Das sieht die Konfliktforscherin Nicole Deitelhoff ähnlich, doch in einem wesentlichen Punkt widerspricht sie: Bundeskanzler Scholz habe sehr wohl eine Strategie. "Er hat immer gesagt, er werde alles tun, damit Deutschland und die NATO nicht Konfliktparteien werden. Das macht er bis zum heutigen Tag, und das hat auch immer zu dieser Zögerlichkeit geführt: Nämlich immer wieder zu sagen, wir fahren nur auf Sicht; Wir liefern und wir schauen, was passiert. Und erst, wenn wir das Gefühl haben, dass es zu keiner Eskalationsstufe kommt, sind wir bereit, weiterzugehen."

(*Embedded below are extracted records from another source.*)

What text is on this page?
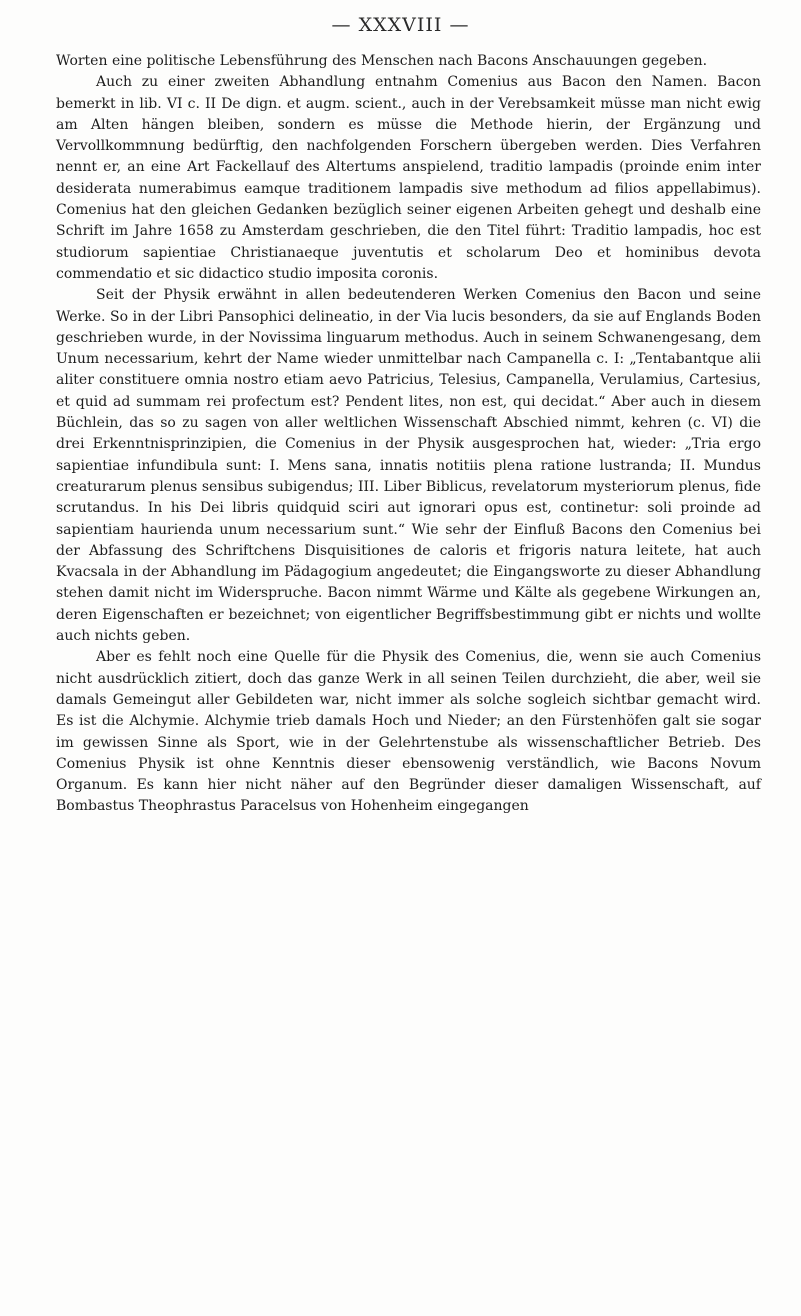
— XXXVIII —

Worten eine politische Lebensführung des Menschen nach Bacons Anschauungen gegeben.

Auch zu einer zweiten Abhandlung entnahm Comenius aus Bacon den Namen. Bacon bemerkt in lib. VI c. II De dign. et augm. scient., auch in der Verebsamkeit müsse man nicht ewig am Alten hängen bleiben, sondern es müsse die Methode hierin, der Ergänzung und Vervollkommnung bedürftig, den nachfolgenden Forschern übergeben werden. Dies Verfahren nennt er, an eine Art Fackellauf des Altertums anspielend, traditio lampadis (proinde enim inter desiderata numerabimus eamque traditionem lampadis sive methodum ad filios appellabimus). Comenius hat den gleichen Gedanken bezüglich seiner eigenen Arbeiten gehegt und deshalb eine Schrift im Jahre 1658 zu Amsterdam geschrieben, die den Titel führt: Traditio lampadis, hoc est studiorum sapientiae Christianaeque juventutis et scholarum Deo et hominibus devota commendatio et sic didactico studio imposita coronis.

Seit der Physik erwähnt in allen bedeutenderen Werken Comenius den Bacon und seine Werke. So in der Libri Pansophici delineatio, in der Via lucis besonders, da sie auf Englands Boden geschrieben wurde, in der Novissima linguarum methodus. Auch in seinem Schwanengesang, dem Unum necessarium, kehrt der Name wieder unmittelbar nach Campanella c. I: „Tentabantque alii aliter constituere omnia nostro etiam aevo Patricius, Telesius, Campanella, Verulamius, Cartesius, et quid ad summam rei profectum est? Pendent lites, non est, qui decidat.“ Aber auch in diesem Büchlein, das so zu sagen von aller weltlichen Wissenschaft Abschied nimmt, kehren (c. VI) die drei Erkenntnisprinzipien, die Comenius in der Physik ausgesprochen hat, wieder: „Tria ergo sapientiae infundibula sunt: I. Mens sana, innatis notitiis plena ratione lustranda; II. Mundus creaturarum plenus sensibus subigendus; III. Liber Biblicus, revelatorum mysteriorum plenus, fide scrutandus. In his Dei libris quidquid sciri aut ignorari opus est, continetur: soli proinde ad sapientiam haurienda unum necessarium sunt.“ Wie sehr der Einfluß Bacons den Comenius bei der Abfassung des Schriftchens Disquisitiones de caloris et frigoris natura leitete, hat auch Kvacsala in der Abhandlung im Pädagogium angedeutet; die Eingangsworte zu dieser Abhandlung stehen damit nicht im Widerspruche. Bacon nimmt Wärme und Kälte als gegebene Wirkungen an, deren Eigenschaften er bezeichnet; von eigentlicher Begriffsbestimmung gibt er nichts und wollte auch nichts geben.

Aber es fehlt noch eine Quelle für die Physik des Comenius, die, wenn sie auch Comenius nicht ausdrücklich zitiert, doch das ganze Werk in all seinen Teilen durchzieht, die aber, weil sie damals Gemeingut aller Gebildeten war, nicht immer als solche sogleich sichtbar gemacht wird. Es ist die Alchymie. Alchymie trieb damals Hoch und Nieder; an den Fürstenhöfen galt sie sogar im gewissen Sinne als Sport, wie in der Gelehrtenstube als wissenschaftlicher Betrieb. Des Comenius Physik ist ohne Kenntnis dieser ebensowenig verständlich, wie Bacons Novum Organum. Es kann hier nicht näher auf den Begründer dieser damaligen Wissenschaft, auf Bombastus Theophrastus Paracelsus von Hohenheim eingegangen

"Man kann sagen, das ist eine Strategie", stimmt Weisband zu. "Aber die Frage ist: Was ist das Ziel?" Die Strategie des Kanzlers führe am Ende dazu, dass die Ukraine den Krieg verlieren müsse, weil nicht genug Menschen und Blut vorhanden seien. Und spätestens dann werde Deutschland doch zur Kriegspartei: "Weil Russland inzwischen ohne Krieg nicht mehr regierbar ist." Würde die russische Armee die Ukraine besetzen, wäre danach das Baltikum dran, prophezeit Weisband. "Weil Putin genau weiß, dass, sobald er eine Atombombe erwähnt, ganz Europa die Füßchen hochklappt und gar nichts mehr tut." Wir, Europa, müssten uns jetzt endlich entscheiden, ob uns dieser Krieg etwas angeht oder nicht, so Weisband.
Für Michael Roth ist die Antwort klar: Europa müsse sich entscheiden, die Ukraine nicht länger zu vertrösten. "Wir müssen erklären: Schaffen wir es wirklich, dass die Ukraine siegt und dann eine Chance auf Frieden herrscht - mit mehr Waffen. Das ist die Zumutung."
Und Weisband ergänzt: "Die Ukrainer sind im Moment diejenigen, die ihr Blut für uns vergießen, die uns helfen. Und wir haben jetzt die Möglichkeit, diesen Faschismus zurückzuschlagen, ohne einen Tropfen Blut zu vergießen. Und diese Möglichkeit müssen wir nutzen."